Rupert Murdoch withdraws bid to recombine two halves of his empire
The special committees that both companies set up to assess the possible combination have been dissolved. The move came after several shareholders protested the deal.
A Murdoch trust owns about 40 percent of the voting stake in both companies, which shared a governing structure until a scandal over Murdoch tabloid journalists in London hacking into the voicemails of public figures led the family to split them a decade ago concerned that government investigations and civil suits could threaten their entire empire.
But the companies have a structure that gives certain shareholders – particularly Murdoch’s – far more voting power than others, and since the fall they had been exploring a reunion at Rupert Murdoch’s request.
Still, any trade would have required majority approval by the companies’ other investors with voting shares. And discord lurked even within the Murdoch family: Younger son James, who has stepped down from senior roles in the family business but still benefits from the family trust, opposed a merger and wrote letters to both boards in the fall, raising questions about the deal – a move first reported by the New York Times.
Merger talks were also complicated by an expression of interest from an outside firm that wanted to acquire News Corp.’s $3 billion stake in digital real estate firm Move, according to a person familiar with the discussions. Jim Kennedy, a spokesman for News Corp., declined to comment.

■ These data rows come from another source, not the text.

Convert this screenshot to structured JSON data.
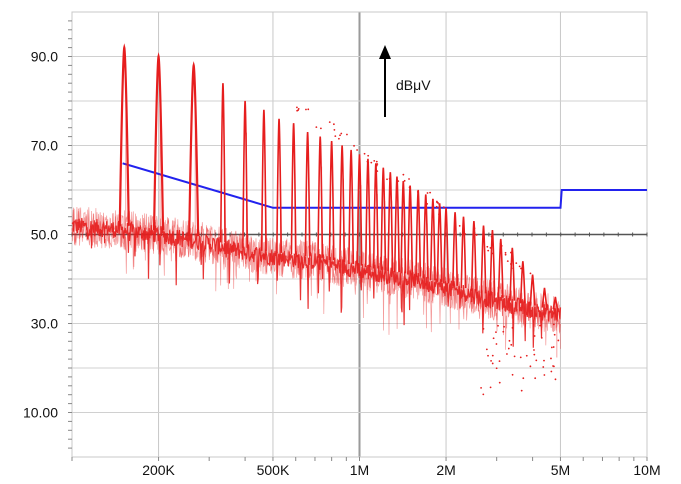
{
  "chart_data": {
    "type": "line",
    "x_scale": "log",
    "xlim": [
      100000,
      10000000
    ],
    "ylim": [
      0,
      100
    ],
    "unit_annotation": "dBμV",
    "x_ticks": [
      {
        "value": 200000,
        "label": "200K"
      },
      {
        "value": 500000,
        "label": "500K"
      },
      {
        "value": 1000000,
        "label": "1M"
      },
      {
        "value": 2000000,
        "label": "2M"
      },
      {
        "value": 5000000,
        "label": "5M"
      },
      {
        "value": 10000000,
        "label": "10M"
      }
    ],
    "y_ticks": [
      {
        "value": 10,
        "label": "10.00"
      },
      {
        "value": 30,
        "label": "30.0"
      },
      {
        "value": 50,
        "label": "50.0"
      },
      {
        "value": 70,
        "label": "70.0"
      },
      {
        "value": 90,
        "label": "90.0"
      }
    ],
    "grid": true,
    "reference_line": {
      "y": 50,
      "color": "#555555"
    },
    "limit_line": {
      "color": "#2222ee",
      "points": [
        [
          150000,
          66
        ],
        [
          500000,
          56
        ],
        [
          5000000,
          56
        ],
        [
          5050000,
          60
        ],
        [
          10000000,
          60
        ]
      ]
    },
    "series": [
      {
        "color": "#e61e1e",
        "peaks": [
          {
            "x": 152000,
            "y": 92
          },
          {
            "x": 200000,
            "y": 90
          },
          {
            "x": 265000,
            "y": 88
          },
          {
            "x": 335000,
            "y": 84
          },
          {
            "x": 400000,
            "y": 80
          },
          {
            "x": 465000,
            "y": 78
          },
          {
            "x": 525000,
            "y": 76
          },
          {
            "x": 590000,
            "y": 75
          },
          {
            "x": 660000,
            "y": 73
          },
          {
            "x": 730000,
            "y": 72
          },
          {
            "x": 800000,
            "y": 71
          },
          {
            "x": 870000,
            "y": 70
          },
          {
            "x": 935000,
            "y": 69
          },
          {
            "x": 1000000,
            "y": 68
          },
          {
            "x": 1070000,
            "y": 67
          },
          {
            "x": 1140000,
            "y": 66
          },
          {
            "x": 1210000,
            "y": 65
          },
          {
            "x": 1280000,
            "y": 64
          },
          {
            "x": 1350000,
            "y": 63
          },
          {
            "x": 1420000,
            "y": 62
          },
          {
            "x": 1500000,
            "y": 61
          },
          {
            "x": 1600000,
            "y": 60
          },
          {
            "x": 1700000,
            "y": 59
          },
          {
            "x": 1800000,
            "y": 58
          },
          {
            "x": 1900000,
            "y": 57
          },
          {
            "x": 2000000,
            "y": 56
          },
          {
            "x": 2150000,
            "y": 55
          },
          {
            "x": 2300000,
            "y": 54
          },
          {
            "x": 2500000,
            "y": 53
          },
          {
            "x": 2700000,
            "y": 52
          },
          {
            "x": 2900000,
            "y": 51
          },
          {
            "x": 3100000,
            "y": 49
          },
          {
            "x": 3400000,
            "y": 47
          },
          {
            "x": 3700000,
            "y": 44
          },
          {
            "x": 4000000,
            "y": 41
          },
          {
            "x": 4400000,
            "y": 38
          },
          {
            "x": 4800000,
            "y": 36
          }
        ],
        "baseline": [
          {
            "x": 100000,
            "y": 52
          },
          {
            "x": 150000,
            "y": 51
          },
          {
            "x": 200000,
            "y": 50
          },
          {
            "x": 300000,
            "y": 48
          },
          {
            "x": 400000,
            "y": 46
          },
          {
            "x": 500000,
            "y": 45
          },
          {
            "x": 700000,
            "y": 44
          },
          {
            "x": 1000000,
            "y": 42
          },
          {
            "x": 1500000,
            "y": 40
          },
          {
            "x": 2000000,
            "y": 38
          },
          {
            "x": 3000000,
            "y": 35
          },
          {
            "x": 4000000,
            "y": 33
          },
          {
            "x": 5000000,
            "y": 32
          }
        ]
      }
    ]
  }
}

At the time of the split in 2013, the elder Murdoch promised it would “enable each company and its division to realize their full potential – unlocking even greater long-term shareholder value.” As recently as 2019, Lachlan Murdoch told Fox investors that the family had no plans to combine the companies. But his father raised the possibility last fall with his older son and various advisers, according to people who have spoken to him and who spoke to The Washington Post on condition of anonymity to discuss private conversations.
In November, Irenic Capital Management, an activist investor, sent a letter to News Corp.’s special committee objecting to the merger. T. Rowe Price, a major shareholder in News Corp., told the New York Times that the proposed recombination would lower the value of the company, which was already trading below what it was worth.
On Tuesday evening, Irenic said it had reviewed a letter from senior Murdoch notifying them of the withdrawal of the proposed combination. Adam Katz, co-founder of Irenic, declared himself “encouraged” by the move.